Enfin la comparaison de fait entre des villes japonaises et Le Caire, par exemple, sectorisation oblige, laisse l’impression d’un certain forcing conceptuel, peu convaincant tant au niveau de la rapidité d’évocation, que des problématiques en tant que telles posées par ces villes dont les éléments de comparabilité restent entièrement à construire autrement que par le simple fait d’y relever la présence d’enclaves touristiques. Autrement, la sectorisation risque de devenir une sorte de maître-mot, de structure universellement valide d’explication des formes urbaines et déclinable en tout sens, voulant tout dire, c’est-à-dire pas grand’ chose.
Vers un nouvel esprit de l’urbanisme ?
Pour l’architecte, l’engagement d’une démarche strictement analytique est insuffisant, elle doit être complétée par une réflexion en direction de l’action qui s’attache à penser des orientations visant à transformer les trois pathologies de la ville contemporaine, à constituer des alternatives aux « doctrines urbaines contemporaines ».

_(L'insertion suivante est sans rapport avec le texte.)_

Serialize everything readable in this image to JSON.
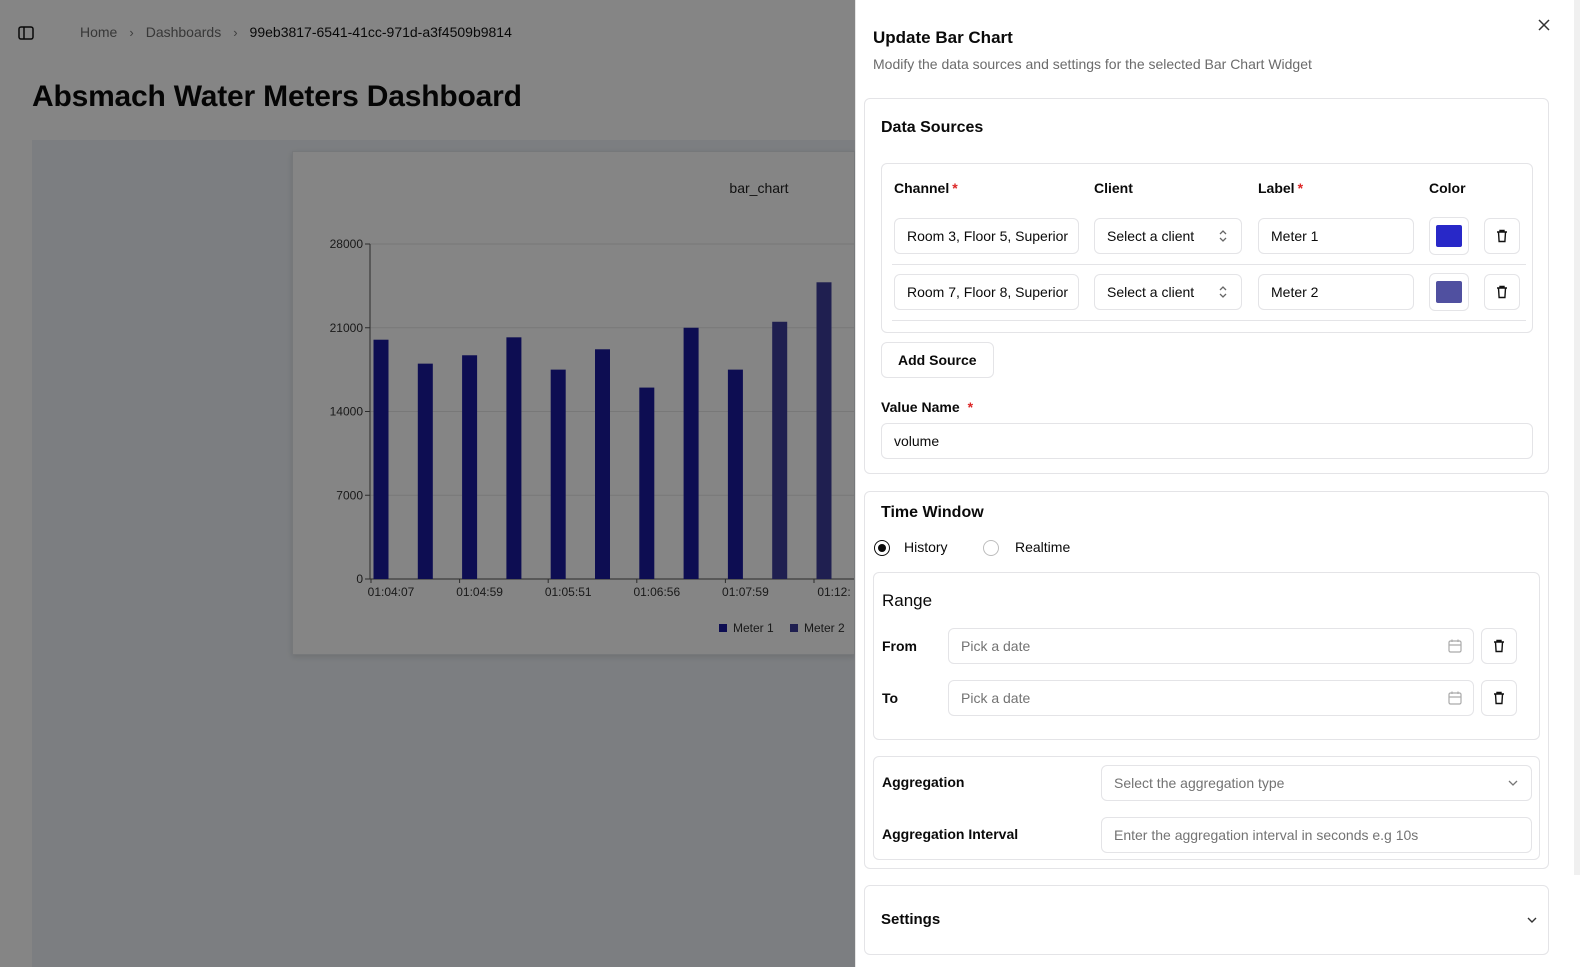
{
  "breadcrumb": {
    "home": "Home",
    "dashboards": "Dashboards",
    "current": "99eb3817-6541-41cc-971d-a3f4509b9814"
  },
  "page": {
    "title": "Absmach Water Meters Dashboard"
  },
  "chart_data": {
    "type": "bar",
    "title": "bar_chart",
    "categories": [
      "01:04:07",
      "",
      "01:04:59",
      "",
      "01:05:51",
      "",
      "01:06:56",
      "",
      "01:07:59",
      "",
      "01:12:"
    ],
    "series": [
      {
        "name": "Meter 1",
        "color": "#1a1a9e",
        "values": [
          20000,
          18000,
          18700,
          20200,
          17500,
          19200,
          16000,
          21000,
          17500,
          null,
          null
        ]
      },
      {
        "name": "Meter 2",
        "color": "#3c3c9a",
        "values": [
          null,
          null,
          null,
          null,
          null,
          null,
          null,
          null,
          null,
          21500,
          24800
        ]
      }
    ],
    "yticks": [
      0,
      7000,
      14000,
      21000,
      28000
    ],
    "ylim": [
      0,
      28000
    ],
    "legend_position": "bottom",
    "grid": true
  },
  "sheet": {
    "title": "Update Bar Chart",
    "description": "Modify the data sources and settings for the selected Bar Chart Widget",
    "data_sources": {
      "title": "Data Sources",
      "headers": {
        "channel": "Channel",
        "client": "Client",
        "label": "Label",
        "color": "Color",
        "required_mark": "*"
      },
      "rows": [
        {
          "channel": "Room 3, Floor 5, Superior",
          "client": "Select a client",
          "label": "Meter 1",
          "color": "#2828c8"
        },
        {
          "channel": "Room 7, Floor 8, Superior",
          "client": "Select a client",
          "label": "Meter 2",
          "color": "#5050a0"
        }
      ],
      "add_source": "Add Source",
      "value_name_label": "Value Name",
      "value_name": "volume"
    },
    "time_window": {
      "title": "Time Window",
      "history": "History",
      "realtime": "Realtime",
      "selected": "History",
      "range_title": "Range",
      "from_label": "From",
      "to_label": "To",
      "date_placeholder": "Pick a date",
      "aggregation_label": "Aggregation",
      "aggregation_placeholder": "Select the aggregation type",
      "interval_label": "Aggregation Interval",
      "interval_placeholder": "Enter the aggregation interval in seconds e.g 10s"
    },
    "settings": {
      "title": "Settings"
    }
  }
}
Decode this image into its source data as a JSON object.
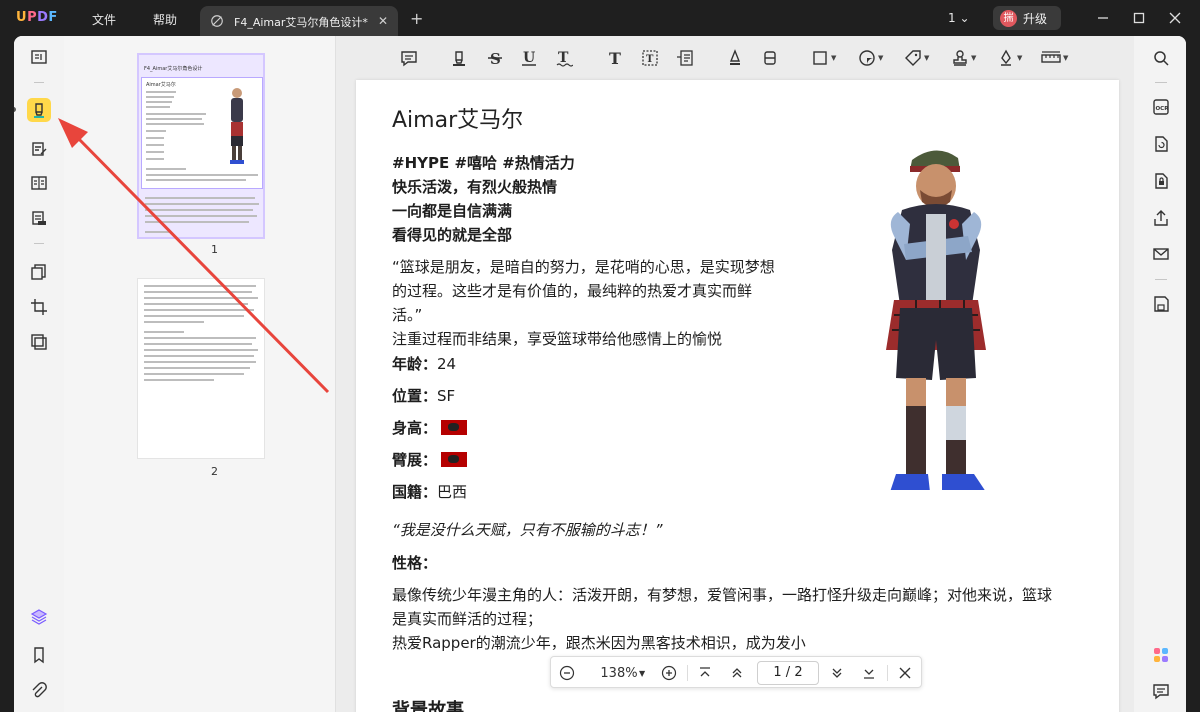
{
  "titlebar": {
    "logo": "UPDF",
    "menu": [
      "文件",
      "帮助"
    ],
    "tab_title": "F4_Aimar艾马尔角色设计*",
    "tab_close": "✕",
    "new_tab": "+",
    "page_count": "1",
    "upgrade_avatar": "揣",
    "upgrade_label": "升级"
  },
  "thumbnails": {
    "pages": [
      {
        "number": "1",
        "title": "F4_Aimar艾马尔角色设计",
        "heading": "Aimar艾马尔"
      },
      {
        "number": "2"
      }
    ]
  },
  "document": {
    "title": "Aimar艾马尔",
    "tags": "#HYPE #嘻哈 #热情活力",
    "bold_lines": [
      "快乐活泼，有烈火般热情",
      "一向都是自信满满",
      "看得见的就是全部"
    ],
    "quote_lines": [
      "“篮球是朋友，是暗自的努力，是花哨的心思，是实现梦想",
      "的过程。这些才是有价值的，最纯粹的热爱才真实而鲜",
      "活。”"
    ],
    "note": "注重过程而非结果，享受篮球带给他感情上的愉悦",
    "age_label": "年龄：",
    "age_value": "24",
    "position_label": "位置：",
    "position_value": "SF",
    "height_label": "身高：",
    "wingspan_label": "臂展：",
    "nationality_label": "国籍：",
    "nationality_value": "巴西",
    "motto": "“我是没什么天赋，只有不服输的斗志！”",
    "personality_label": "性格：",
    "personality_lines": [
      "最像传统少年漫主角的人：活泼开朗，有梦想，爱管闲事，一路打怪升级走向巅峰；对他来说，篮球",
      "是真实而鲜活的过程；",
      "热爱Rapper的潮流少年，跟杰米因为黑客技术相识，成为发小"
    ],
    "next_heading": "背景故事"
  },
  "zoombar": {
    "zoom": "138%",
    "current_page": "1",
    "page_sep": "/",
    "total_pages": "2"
  },
  "colors": {
    "accent": "#ffd84a",
    "arrow": "#e8453c",
    "thumb_selected": "#ede7ff",
    "badge": "#b50000"
  }
}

Dans cette perspective et en se limitant au cas français, Mangin plaide en faveur d’une revalorisation du projet urbain (ce qui n’est pas vraiment très surprenant) à travers une abondante conclusion qui, au-delà d’une multitude de propositions, reste marquée par une idée récurrente liée à un fantasme très prégnant dans le monde de l’architecture et de l’urbanisme : (re)créer de la continuité.
Nous aurions ainsi le choix entre trois scénarios : celui de l’urbanisme du réel consistant à poursuivre les tendances contemporaines décrites, celui d’un urbanisme du fantasme avec ses éco-quartiers ou la fin du tout-voiture (des fantasmes, vraiment ?) ou encore celui d’un urbanisme du possible consistant à inventer de nouvelles formes urbaines moins productrices de dépendances automobiles et d’enclavement, visant à « répondre à une demande de sens » liée à « l’idée de ville que chacun porte en nous, à côté de celle de village, si prégnante du fait de l’héritage rural » (p. 319). On ne s’attardera pas davantage sur les deux premiers, pour partie caricaturaux, notamment lorsqu’il avance des généralisations plus qu’hâtives et pas très sérieuses : « le principe de la Société d’Économie Mixte érigé en valeur nationale, aboutit à un partenariat privé-public souvent incestueux. Les politiques publiques routières sont détournées au profit de quelques acteurs de l’industrie routière et de la grande distribution. » (p. 316)
L’urbanisme du possible, donc, pourrait s’articuler autour d’une réflexion sur le tracé, la densité et l’hétérogénèse : « privilégier l’urbanisme de tracé plutôt que l’urbanisme de secteur, la ville passante plutôt que la juxtaposition d’environnements sécurisés, la ville métisse plutôt que la ville homogène. Autrement dit, il s’agit de penser les tracés à l’échelle territoriale, les densités en termes de densification, et l’hétérogénéité en terme d’hétérogénèse » (p. 321)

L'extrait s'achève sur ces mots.